I. ONTSTAAN EN LOOP VAN DE GEDINGEN
Met ingang van 1 januari 2002 is de Wet structuur uitvoeringsorganisatie werk en inkomen in werking getreden. Ingevolge de Invoeringswet Wet structuur uitvoeringsorganisatie werk en inkomen treedt in dit geding de Raad van bestuur van het Uitvoeringsinstituut werknemersverzekeringen (Uwv) in de plaats van het Landelijk instituut sociale verzekeringen (Lisv). In deze uitspraak wordt onder het bestuursorgaan tevens verstaan het Lisv.

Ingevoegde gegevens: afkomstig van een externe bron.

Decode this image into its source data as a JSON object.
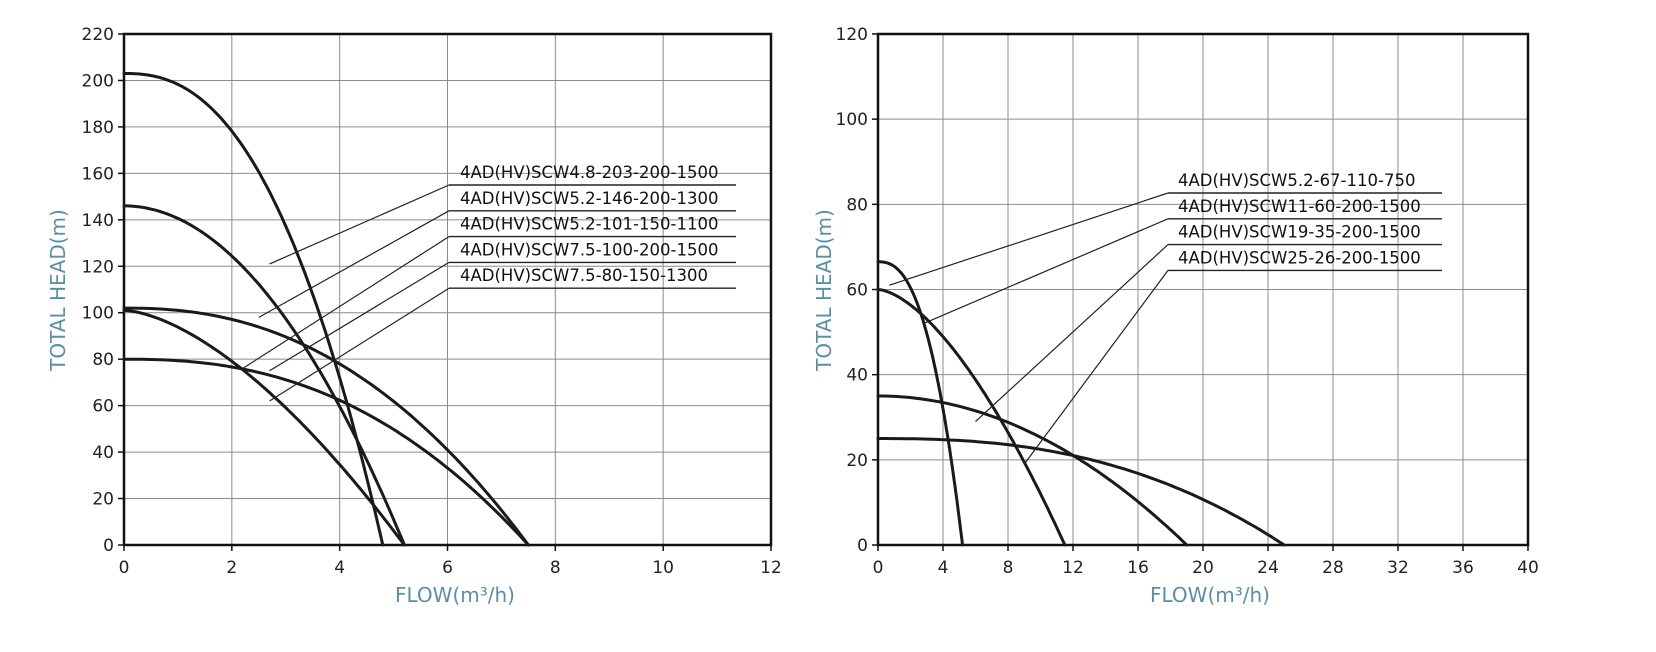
{
  "chart_data": [
    {
      "type": "line",
      "title": "",
      "xlabel": "FLOW(m³/h)",
      "ylabel": "TOTAL HEAD(m)",
      "xlim": [
        0,
        12
      ],
      "ylim": [
        0,
        220
      ],
      "xticks": [
        0,
        2,
        4,
        6,
        8,
        10,
        12
      ],
      "yticks": [
        0,
        20,
        40,
        60,
        80,
        100,
        120,
        140,
        160,
        180,
        200,
        220
      ],
      "grid": true,
      "series": [
        {
          "name": "4AD(HV)SCW4.8-203-200-1500",
          "shutoff_head": 203,
          "max_flow": 4.8,
          "exponent": 2.4,
          "leader_at": [
            2.7,
            121
          ]
        },
        {
          "name": "4AD(HV)SCW5.2-146-200-1300",
          "shutoff_head": 146,
          "max_flow": 5.2,
          "exponent": 2.0,
          "leader_at": [
            2.5,
            98
          ]
        },
        {
          "name": "4AD(HV)SCW5.2-101-150-1100",
          "shutoff_head": 101,
          "max_flow": 5.2,
          "exponent": 1.6,
          "leader_at": [
            2.2,
            76
          ]
        },
        {
          "name": "4AD(HV)SCW7.5-100-200-1500",
          "shutoff_head": 102,
          "max_flow": 7.5,
          "exponent": 2.3,
          "leader_at": [
            2.7,
            75
          ]
        },
        {
          "name": "4AD(HV)SCW7.5-80-150-1300",
          "shutoff_head": 80,
          "max_flow": 7.5,
          "exponent": 2.4,
          "leader_at": [
            2.7,
            62
          ]
        }
      ]
    },
    {
      "type": "line",
      "title": "",
      "xlabel": "FLOW(m³/h)",
      "ylabel": "TOTAL HEAD(m)",
      "xlim": [
        0,
        40
      ],
      "ylim": [
        0,
        120
      ],
      "xticks": [
        0,
        4,
        8,
        12,
        16,
        20,
        24,
        28,
        32,
        36,
        40
      ],
      "yticks": [
        0,
        20,
        40,
        60,
        80,
        100,
        120
      ],
      "grid": true,
      "series": [
        {
          "name": "4AD(HV)SCW5.2-67-110-750",
          "shutoff_head": 66.5,
          "max_flow": 5.2,
          "exponent": 2.5,
          "leader_at": [
            0.7,
            61
          ]
        },
        {
          "name": "4AD(HV)SCW11-60-200-1500",
          "shutoff_head": 60,
          "max_flow": 11.5,
          "exponent": 1.6,
          "leader_at": [
            2.8,
            52
          ]
        },
        {
          "name": "4AD(HV)SCW19-35-200-1500",
          "shutoff_head": 35,
          "max_flow": 19,
          "exponent": 2.0,
          "leader_at": [
            6,
            29
          ]
        },
        {
          "name": "4AD(HV)SCW25-26-200-1500",
          "shutoff_head": 25,
          "max_flow": 25,
          "exponent": 2.5,
          "leader_at": [
            9,
            19
          ]
        }
      ]
    }
  ]
}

Bij besluit van 27 maart 2000 (hierna: besluit I) heeft het bestuursorgaan ongegrond verklaard de bezwaren van belanghebbende 1 tegen de correctienota's van 6 juli 1999 over het jaar 1994 en over het tijdvak van 1 januari 1995 tot en met 30 juni 1995 en de boetenota's van 13 juli 1999 over dat jaar c.q. dat tijdvak.

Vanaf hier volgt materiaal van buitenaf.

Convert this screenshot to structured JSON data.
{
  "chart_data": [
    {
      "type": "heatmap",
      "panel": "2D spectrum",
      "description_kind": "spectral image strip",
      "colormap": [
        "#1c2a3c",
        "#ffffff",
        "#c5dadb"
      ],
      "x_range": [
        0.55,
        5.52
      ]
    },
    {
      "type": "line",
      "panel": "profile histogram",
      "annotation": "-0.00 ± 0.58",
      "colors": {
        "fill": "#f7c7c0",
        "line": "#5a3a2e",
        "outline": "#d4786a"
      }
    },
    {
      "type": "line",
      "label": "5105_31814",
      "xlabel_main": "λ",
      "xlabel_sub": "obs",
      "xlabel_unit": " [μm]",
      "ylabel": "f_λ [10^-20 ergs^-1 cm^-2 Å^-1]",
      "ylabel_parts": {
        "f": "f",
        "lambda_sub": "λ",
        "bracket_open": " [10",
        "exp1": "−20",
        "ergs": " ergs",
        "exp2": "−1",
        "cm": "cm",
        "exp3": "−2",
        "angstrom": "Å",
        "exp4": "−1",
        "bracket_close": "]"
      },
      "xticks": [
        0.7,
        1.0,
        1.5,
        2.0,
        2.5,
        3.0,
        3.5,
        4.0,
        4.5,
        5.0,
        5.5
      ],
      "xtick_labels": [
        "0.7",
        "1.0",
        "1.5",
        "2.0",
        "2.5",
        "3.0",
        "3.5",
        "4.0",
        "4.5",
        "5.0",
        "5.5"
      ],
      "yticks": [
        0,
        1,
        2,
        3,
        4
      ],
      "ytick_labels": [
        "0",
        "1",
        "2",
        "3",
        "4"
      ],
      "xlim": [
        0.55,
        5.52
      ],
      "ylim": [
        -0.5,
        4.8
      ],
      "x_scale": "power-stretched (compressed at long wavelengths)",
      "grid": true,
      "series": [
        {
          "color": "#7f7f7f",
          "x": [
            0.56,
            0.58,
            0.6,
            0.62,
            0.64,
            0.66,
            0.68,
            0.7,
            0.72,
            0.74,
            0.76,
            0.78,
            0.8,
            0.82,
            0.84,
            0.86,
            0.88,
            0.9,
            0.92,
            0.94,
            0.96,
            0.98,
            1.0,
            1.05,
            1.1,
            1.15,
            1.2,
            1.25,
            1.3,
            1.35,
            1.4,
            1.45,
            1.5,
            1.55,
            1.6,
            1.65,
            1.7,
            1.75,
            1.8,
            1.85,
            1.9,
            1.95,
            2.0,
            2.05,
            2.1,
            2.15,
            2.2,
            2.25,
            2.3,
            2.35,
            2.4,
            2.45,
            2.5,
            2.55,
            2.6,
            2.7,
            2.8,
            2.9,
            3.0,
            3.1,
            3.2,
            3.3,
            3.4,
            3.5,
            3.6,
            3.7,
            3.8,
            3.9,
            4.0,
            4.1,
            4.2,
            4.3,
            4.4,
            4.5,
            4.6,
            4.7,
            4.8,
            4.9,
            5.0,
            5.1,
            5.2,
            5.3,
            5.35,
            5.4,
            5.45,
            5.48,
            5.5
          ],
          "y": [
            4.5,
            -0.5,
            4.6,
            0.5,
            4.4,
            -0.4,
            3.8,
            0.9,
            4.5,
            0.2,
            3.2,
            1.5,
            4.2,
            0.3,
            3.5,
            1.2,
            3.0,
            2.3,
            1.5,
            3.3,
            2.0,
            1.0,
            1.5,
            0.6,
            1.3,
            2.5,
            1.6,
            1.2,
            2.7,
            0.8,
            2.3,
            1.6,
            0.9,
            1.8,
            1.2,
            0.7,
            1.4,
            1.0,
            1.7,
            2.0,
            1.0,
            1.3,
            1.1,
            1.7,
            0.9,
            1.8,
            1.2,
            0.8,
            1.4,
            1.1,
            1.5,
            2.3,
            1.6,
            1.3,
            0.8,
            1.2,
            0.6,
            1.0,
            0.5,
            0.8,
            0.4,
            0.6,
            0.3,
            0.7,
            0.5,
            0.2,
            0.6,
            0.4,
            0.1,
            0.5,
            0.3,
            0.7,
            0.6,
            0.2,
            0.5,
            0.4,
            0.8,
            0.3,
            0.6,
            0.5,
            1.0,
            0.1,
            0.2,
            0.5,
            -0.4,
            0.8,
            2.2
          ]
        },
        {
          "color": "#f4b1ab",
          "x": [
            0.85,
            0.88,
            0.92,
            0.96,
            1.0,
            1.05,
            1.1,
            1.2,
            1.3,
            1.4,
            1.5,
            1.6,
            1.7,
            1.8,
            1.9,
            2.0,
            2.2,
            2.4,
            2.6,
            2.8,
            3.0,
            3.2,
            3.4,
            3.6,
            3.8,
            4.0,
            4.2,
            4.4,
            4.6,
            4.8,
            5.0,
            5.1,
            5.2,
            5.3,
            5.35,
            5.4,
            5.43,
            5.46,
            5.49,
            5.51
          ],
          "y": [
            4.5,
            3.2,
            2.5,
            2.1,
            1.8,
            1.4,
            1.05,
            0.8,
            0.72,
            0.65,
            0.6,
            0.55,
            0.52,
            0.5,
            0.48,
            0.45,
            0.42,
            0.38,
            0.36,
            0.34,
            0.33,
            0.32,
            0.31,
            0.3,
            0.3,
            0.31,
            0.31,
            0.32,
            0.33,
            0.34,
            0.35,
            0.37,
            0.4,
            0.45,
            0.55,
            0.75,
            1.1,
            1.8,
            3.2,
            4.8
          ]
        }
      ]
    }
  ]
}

Bij besluit van eveneens 27 maart 2000 (hierna: besluit II) heeft het bestuursorgaan ongegrond verklaard de bezwaren van belanghebbende 1 tegen de correctienota van 6 juli 1999 over het tijdvak van 1 juli 1995 tot en met 31 december 1995 en de boetenota van 13 juli 1999 over dat tijdvak.

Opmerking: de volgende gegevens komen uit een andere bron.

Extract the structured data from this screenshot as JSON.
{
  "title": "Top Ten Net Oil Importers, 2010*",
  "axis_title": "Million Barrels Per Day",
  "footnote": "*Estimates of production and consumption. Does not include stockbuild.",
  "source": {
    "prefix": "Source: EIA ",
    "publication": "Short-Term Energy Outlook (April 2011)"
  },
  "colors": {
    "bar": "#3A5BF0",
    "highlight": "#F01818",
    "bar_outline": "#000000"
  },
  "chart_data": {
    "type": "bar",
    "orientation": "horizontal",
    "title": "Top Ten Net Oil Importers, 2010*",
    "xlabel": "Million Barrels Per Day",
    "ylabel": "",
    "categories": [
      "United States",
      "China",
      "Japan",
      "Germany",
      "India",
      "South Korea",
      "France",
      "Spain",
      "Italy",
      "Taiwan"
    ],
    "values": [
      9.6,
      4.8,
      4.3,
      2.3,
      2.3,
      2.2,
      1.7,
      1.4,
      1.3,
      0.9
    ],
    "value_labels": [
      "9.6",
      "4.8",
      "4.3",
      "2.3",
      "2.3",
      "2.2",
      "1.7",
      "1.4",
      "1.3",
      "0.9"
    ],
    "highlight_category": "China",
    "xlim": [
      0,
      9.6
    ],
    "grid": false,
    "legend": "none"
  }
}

Bij besluit van eveneens 27 maart 2000 (hierna: besluit III) heeft het bestuursorgaan ongegrond verklaard de bezwaren van belanghebbende 2 tegen de correctienota's van 6 en 9 juli 1999 over het jaar 1996 en de boetenota van 19 juli 1999 over dat jaar.
Bij besluit van eveneens 27 maart 2000 (hierna: besluit IV) heeft het bestuursorgaan ongegrond verklaard de bezwaren van belanghebbende 2 tegen de correctienota's van 6 juli 1999 over het jaar 1997, de boetenota van 13 juli 1999 over dat jaar alsmede de correctienota inzake niet ingehouden loonbelasting van 9 juli 1999 over 1998.
De rechtbank Rotterdam heeft bij uitspraak van 1 februari 2001 de namens belanghebbenden ingestelde beroepen tegen de besluiten I, II en III gegrond verklaard, deze besluiten vernietigd, bepaald dat het bestuursorgaan opnieuw op de bezwaarschriften moet beslissen met inachtneming van hetgeen in deze uitspraak is overwogen, het bestuursorgaan veroordeeld in de proceskosten van belanghebbenden, gelast dat het bestuursorgaan aan belanghebbenden het griffierecht vergoedt, en het beroep tegen besluit IV ongegrond verklaard.
Belanghebbenden zijn bij gemachtigde drs. J. van Leeuwaarden, werkzaam bij Van Dessel & Van Leeuwaarden belastingadviseurs, op bij aanvullend beroepschrift van 11 juni 2001 aangevoerde gronden van die uitspraak in hoger beroep gekomen.
Het bestuursorgaan heeft in deze zaken verweerschriften ingediend.
Het bestuursorgaan is op bij drie afzonderlijk ingediende aanvullende beroepschriften van 17 mei 2001 aangevoerde gronden van die uitspraak in hoger beroep gekomen.
Namens partijen zijn nog nadere stukken ingezonden.
De gedingen zijn behandeld ter zitting van 9 maart 2004, waar voor belanghebbenden is verschenen drs. Van Leeuwaarden, en waar het bestuursorgaan zich heeft laten vertegenwoordigen door E.I. van Dompselaar, werkzaam bij het Uwv.
II. MOTIVERING
De Raad stelt voorop dat belanghebbenden in de beroepschriften niet expliciet een onderscheid hebben aangebracht tussen het beroep van belanghebbende 1 en dat van belanghebbende 2. In deze uitspraak moet onder belanghebbenden dan ook worden verstaan belanghebbende 1 dan wel belanghebbende 2, naar gelang het de belanghebbende in kwestie aangaat.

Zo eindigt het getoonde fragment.